Стоит ли говорить, что тут мой друг перегибал?..

«Святому не нужны житейская хватка, мудрость и опыт», — утверждал он. На мой взгляд, он безбожно ошибался, но Каха стоял на своем: «Знание истины святому дается свыше, благодаря ясновидению, а не опыту, это — его дар. Поэтому святой обязан быть прекрасным и гармоничным. Невероятен дурной, злой или безобразный святой. Он должен быть прекрасен во всех отношениях и в то же время должен отрицать все мирские блага, достижимые с помощью этой красоты. Это и делает его образцом для подражания…»

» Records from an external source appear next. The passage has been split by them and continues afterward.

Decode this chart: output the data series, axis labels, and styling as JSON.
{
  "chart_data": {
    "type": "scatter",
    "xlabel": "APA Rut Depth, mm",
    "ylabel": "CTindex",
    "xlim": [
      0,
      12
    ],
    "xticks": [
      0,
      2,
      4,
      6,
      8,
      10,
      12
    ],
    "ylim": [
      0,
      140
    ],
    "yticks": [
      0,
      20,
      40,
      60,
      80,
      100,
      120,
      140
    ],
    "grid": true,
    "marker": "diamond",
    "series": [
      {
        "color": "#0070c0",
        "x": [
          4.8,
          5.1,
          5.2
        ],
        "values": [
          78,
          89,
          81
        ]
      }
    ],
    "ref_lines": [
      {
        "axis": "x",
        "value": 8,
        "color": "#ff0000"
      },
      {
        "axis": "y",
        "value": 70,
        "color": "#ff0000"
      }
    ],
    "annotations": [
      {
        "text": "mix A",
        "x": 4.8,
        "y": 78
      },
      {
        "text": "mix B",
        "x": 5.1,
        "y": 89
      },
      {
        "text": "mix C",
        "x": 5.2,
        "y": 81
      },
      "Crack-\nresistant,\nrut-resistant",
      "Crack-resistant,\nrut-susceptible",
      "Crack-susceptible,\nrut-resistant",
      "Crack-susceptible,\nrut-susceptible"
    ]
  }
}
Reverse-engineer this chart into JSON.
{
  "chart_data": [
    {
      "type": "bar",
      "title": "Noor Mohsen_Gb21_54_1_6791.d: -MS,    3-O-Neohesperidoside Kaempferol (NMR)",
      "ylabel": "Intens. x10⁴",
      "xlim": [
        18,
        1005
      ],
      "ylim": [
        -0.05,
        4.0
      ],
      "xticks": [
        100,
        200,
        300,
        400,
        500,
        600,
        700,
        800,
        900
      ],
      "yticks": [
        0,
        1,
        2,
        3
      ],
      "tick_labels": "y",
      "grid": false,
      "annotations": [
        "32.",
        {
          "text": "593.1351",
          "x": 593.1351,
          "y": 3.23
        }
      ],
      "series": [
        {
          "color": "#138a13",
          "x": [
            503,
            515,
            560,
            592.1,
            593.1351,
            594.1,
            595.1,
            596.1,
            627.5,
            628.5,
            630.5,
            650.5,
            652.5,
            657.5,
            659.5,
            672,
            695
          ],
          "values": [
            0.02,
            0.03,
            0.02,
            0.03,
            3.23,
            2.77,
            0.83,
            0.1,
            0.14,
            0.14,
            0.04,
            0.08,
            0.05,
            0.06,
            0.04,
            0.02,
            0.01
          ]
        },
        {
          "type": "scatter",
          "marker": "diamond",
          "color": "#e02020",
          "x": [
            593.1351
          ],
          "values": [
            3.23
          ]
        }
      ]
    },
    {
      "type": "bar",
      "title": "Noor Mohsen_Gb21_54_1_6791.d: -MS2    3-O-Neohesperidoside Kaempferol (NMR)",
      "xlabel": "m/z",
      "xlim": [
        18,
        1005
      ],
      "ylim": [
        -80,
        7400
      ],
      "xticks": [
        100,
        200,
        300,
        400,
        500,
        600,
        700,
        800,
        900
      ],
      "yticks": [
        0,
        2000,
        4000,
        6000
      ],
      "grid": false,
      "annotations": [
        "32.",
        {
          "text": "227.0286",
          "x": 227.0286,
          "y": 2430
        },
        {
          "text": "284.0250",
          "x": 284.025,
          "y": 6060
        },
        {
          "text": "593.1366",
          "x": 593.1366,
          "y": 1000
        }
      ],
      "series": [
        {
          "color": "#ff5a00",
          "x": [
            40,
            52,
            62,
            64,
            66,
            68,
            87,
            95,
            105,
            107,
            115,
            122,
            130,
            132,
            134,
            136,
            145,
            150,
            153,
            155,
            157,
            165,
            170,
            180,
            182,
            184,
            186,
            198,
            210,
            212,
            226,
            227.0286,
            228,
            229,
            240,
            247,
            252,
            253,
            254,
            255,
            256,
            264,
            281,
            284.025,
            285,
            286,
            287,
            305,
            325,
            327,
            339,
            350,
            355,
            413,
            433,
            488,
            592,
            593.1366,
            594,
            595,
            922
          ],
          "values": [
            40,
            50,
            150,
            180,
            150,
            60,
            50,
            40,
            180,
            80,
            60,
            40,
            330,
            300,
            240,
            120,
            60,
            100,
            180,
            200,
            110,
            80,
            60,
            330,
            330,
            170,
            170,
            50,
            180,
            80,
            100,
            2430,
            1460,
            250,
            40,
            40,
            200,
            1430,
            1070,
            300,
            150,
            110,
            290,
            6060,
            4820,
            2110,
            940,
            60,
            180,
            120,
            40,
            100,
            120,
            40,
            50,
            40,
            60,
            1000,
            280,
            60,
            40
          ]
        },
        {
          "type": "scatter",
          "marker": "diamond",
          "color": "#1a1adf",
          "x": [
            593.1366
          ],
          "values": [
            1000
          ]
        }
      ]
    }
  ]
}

Конечно, он перебарщивал. Что касается святых, то я не разбирался в этом вопросе, но считал, что для писателя и художника ничто человеческое не должно быть чуждо. Они же не святые? Вместе с талантом, для них обязательны и опыт, и ошибки. Единственное, что не прощается их брату, это фальшь и ложь. Если ты носишь имя писателя, ты должен сказать что-то, должен служить правде и истине, а не чему-либо другому, ибо от тебя ждут только правды…

В оценке батони Давида Каха проявлял чрезмерную жестокость. По его мнению, отец Вахтанга не интересовался ничем, кроме денег и барахла. Мой друг не брал во внимание жизнь батони Давида. Он не принимал в расчет, что прежде, чем добиться нынешнего благополучия, этот человек вынес жестокую борьбу. Что же удивительного, что он, как всякий человек, дорожил благополучием? Но, по мнению Кахи, писатель не должен скатываться до заурядного обывателя, который приспосабливается ко всему, и не имеет права довольствоваться достигнутым, тем более что оно выражается только материальным благополучием и ничем больше. Кто довольствуется им, тот не писатель, а просто зовется писателем. «Много званых, но мало избранных», — любил добавлять Каха.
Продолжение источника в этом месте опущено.